Consumer demand for gold in Thailand fell 54% year-on-year to 3.8 tonnes in the first quarter, from 8.3 tonnes in the first quarter of 2021, as high prices weighed on sentiment, according to the World Gold Council ( WGC).

The weak performance of the Thai consumer market contrasts with the overall positive trend in gold investment around the world, the WGC said in its latest report on gold demand trends.

Global non-OTC demand in the first quarter rose 34% year-on-year, driven by strong flows into exchange-traded funds (ETFs), reflecting gold’s status as a safe-haven investment in period of geopolitical and economic uncertainty. .

The decline in Thailand was largely due to a 74% year-on-year decline in total investment in bars and coins, from 6.2 tonnes in the first quarter of 2021 to 1.6 tonnes in the first quarter of 2022, said the WGC. However, jewelry demand increased by 8% to 2.2 tons over the same period.

Thai consumers tend to be price sensitive, and with high local prices many investors have chosen to lock in their profits. Anecdotal evidence in Thailand also suggests that retail gold bullion products continue to face significant competition from paper gold products.

“While not yet at pre-pandemic levels, the 8% year-over-year increase in jewelry demand can be explained by the reopening of the economy and the recovery tourism,” said Andrew Naylor, regional general manager for Asia-Pacific (formerly China). ) at the WGC.

“Consumers, however, are still holding back buying big-ticket items, opting instead to lock in profits from the sale with the recent price spike.”

Geopolitical crises weighed heavily on the global economy and revived investor interest, briefly pushing the price of gold to US$2,070 an ounce in March, just below its all-time high of 2,074.88 $ established in August 2020. Prices have since fallen back below $1,900.

Gold ETFs recorded their largest quarterly inflows of 269 tonnes since the third quarter of 2020, which more than reversed the annual net outflow of 173 tonnes from 2021 and partly due to higher prices of gold.

Demand for gold bars and coins in the quarter was 11% above its five-year average at 282 tonnes. However, further lockdowns in China and high prices in Turkey contributed to a 20% year-over-year decline, compared to the very strong first quarter of 2021.

In the jewelry sector, global gold demand fell 7% year-on-year to 474 tonnes, mainly due to weaker demand in China and India.
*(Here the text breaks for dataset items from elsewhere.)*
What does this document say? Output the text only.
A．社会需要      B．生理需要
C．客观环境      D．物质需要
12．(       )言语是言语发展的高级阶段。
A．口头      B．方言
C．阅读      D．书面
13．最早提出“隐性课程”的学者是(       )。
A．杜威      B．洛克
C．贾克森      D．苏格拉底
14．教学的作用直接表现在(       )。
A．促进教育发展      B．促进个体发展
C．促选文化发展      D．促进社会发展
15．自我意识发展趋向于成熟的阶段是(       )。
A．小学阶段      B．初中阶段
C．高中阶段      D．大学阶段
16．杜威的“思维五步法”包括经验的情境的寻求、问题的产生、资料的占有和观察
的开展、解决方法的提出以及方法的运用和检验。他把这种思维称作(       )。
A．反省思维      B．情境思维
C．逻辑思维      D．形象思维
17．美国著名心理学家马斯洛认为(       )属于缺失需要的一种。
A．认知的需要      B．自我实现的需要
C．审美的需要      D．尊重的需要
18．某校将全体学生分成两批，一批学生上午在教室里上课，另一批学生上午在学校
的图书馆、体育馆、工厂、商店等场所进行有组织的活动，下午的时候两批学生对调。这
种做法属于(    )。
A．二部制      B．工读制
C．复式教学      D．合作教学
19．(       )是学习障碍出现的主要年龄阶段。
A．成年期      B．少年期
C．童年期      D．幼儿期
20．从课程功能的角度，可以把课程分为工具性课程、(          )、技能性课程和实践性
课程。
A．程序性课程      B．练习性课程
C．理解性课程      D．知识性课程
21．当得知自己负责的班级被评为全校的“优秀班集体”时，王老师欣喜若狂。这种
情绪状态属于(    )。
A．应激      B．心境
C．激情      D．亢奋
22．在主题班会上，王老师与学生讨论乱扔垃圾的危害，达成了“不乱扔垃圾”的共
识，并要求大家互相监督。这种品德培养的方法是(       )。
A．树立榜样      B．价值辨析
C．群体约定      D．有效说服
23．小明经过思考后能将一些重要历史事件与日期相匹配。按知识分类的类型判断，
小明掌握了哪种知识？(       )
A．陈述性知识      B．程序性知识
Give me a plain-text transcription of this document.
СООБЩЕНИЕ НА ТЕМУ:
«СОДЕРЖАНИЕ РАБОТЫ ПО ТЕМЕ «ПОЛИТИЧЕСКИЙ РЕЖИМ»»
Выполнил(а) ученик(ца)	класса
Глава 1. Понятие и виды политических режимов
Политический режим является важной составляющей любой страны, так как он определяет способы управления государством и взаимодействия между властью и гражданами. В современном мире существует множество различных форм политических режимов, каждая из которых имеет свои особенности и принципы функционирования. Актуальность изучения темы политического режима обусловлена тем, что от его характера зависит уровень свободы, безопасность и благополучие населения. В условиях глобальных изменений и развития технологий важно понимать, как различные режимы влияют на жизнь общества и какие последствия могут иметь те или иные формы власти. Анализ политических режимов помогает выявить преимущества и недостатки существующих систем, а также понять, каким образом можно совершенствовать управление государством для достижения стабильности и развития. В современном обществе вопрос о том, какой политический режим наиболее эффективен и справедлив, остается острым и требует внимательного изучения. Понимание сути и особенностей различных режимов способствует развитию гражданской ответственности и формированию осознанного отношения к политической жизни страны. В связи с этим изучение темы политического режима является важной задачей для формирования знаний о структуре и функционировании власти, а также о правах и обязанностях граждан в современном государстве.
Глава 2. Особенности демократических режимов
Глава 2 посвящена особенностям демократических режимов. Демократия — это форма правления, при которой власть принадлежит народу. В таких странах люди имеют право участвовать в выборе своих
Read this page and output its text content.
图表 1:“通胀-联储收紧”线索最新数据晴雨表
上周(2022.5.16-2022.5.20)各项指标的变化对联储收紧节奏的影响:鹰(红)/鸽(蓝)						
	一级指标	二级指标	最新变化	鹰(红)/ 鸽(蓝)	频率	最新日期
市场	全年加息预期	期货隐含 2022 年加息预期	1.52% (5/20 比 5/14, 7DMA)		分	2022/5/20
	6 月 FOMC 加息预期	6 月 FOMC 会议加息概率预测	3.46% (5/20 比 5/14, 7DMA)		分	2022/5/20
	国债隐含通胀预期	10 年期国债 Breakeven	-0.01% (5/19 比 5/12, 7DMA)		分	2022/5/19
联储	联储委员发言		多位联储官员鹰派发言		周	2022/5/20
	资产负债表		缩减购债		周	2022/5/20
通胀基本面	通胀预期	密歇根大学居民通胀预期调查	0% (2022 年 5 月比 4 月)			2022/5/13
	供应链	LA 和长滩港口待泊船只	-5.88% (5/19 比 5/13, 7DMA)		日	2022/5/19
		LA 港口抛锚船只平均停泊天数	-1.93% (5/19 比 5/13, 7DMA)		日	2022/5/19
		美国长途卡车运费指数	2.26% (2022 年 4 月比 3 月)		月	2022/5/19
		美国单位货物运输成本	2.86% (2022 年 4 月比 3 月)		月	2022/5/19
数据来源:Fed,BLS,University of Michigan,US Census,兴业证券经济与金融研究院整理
Despite a strong performance in China during the Lunar New Year period, this was later dampened by the Covid outbreaks in February and March, resulting in strict shutdowns.

In India, the decline in the number of marriages and the absence of auspicious days in the first quarter had a direct impact on gold purchases in the country. This, coupled with rising gold prices around the world, has prompted many Indian consumers to hold back on purchases.

Gold demand in technology hit a four-year high of 82 tonnes, up 1% from the first quarter of 2021. Although the sector has seen modest growth, it has not been exempt from challenges. Major financial and industrial centers such as Shanghai have been subjected to further shutdowns, which has affected the electronics supply chain.

Net purchases by central banks more than doubled from the previous quarter, adding more than 84 tons to official gold reserves during the first quarter of 2022, with purchases in the sector being dominated by countries such as Egypt and China. Turkey. While buying was 29% lower than in the first quarter of 2021, central banks continue to value gold’s performance in times of uncertainty, the WGC said.

The total gold supply in the first quarter increased by 4% year-on-year. This was boosted by strong mining production, which reached 856 tons. Additionally, recycling increased by 15% over the previous year, reaching 310 tonnes in response to higher gold prices.

“The first quarter of 2022 has been turbulent, marked by geopolitical crises, supply chain challenges and runaway inflation,” said Louise Street, senior analyst at the World Gold Council for Europe, the Middle East. and Asia.

“These global events and market conditions have reinforced gold’s status as a safe haven, not only for investors but also for retail consumers thanks to its unique position as a dual nature asset class. .

“Given current market dynamics, investment demand is expected to remain strong as the combination of high inflation and heightened geopolitical tensions will likely fuel demand for gold among investors.

“On the other hand, consumers are facing a global cost of living crisis, which means many will reconsider how they spend their money. As consumer demand recovers from the weakness inflicted by Covid, the Continued growth in jewelry demand could be stifled by rising costs and a general economic downturn.”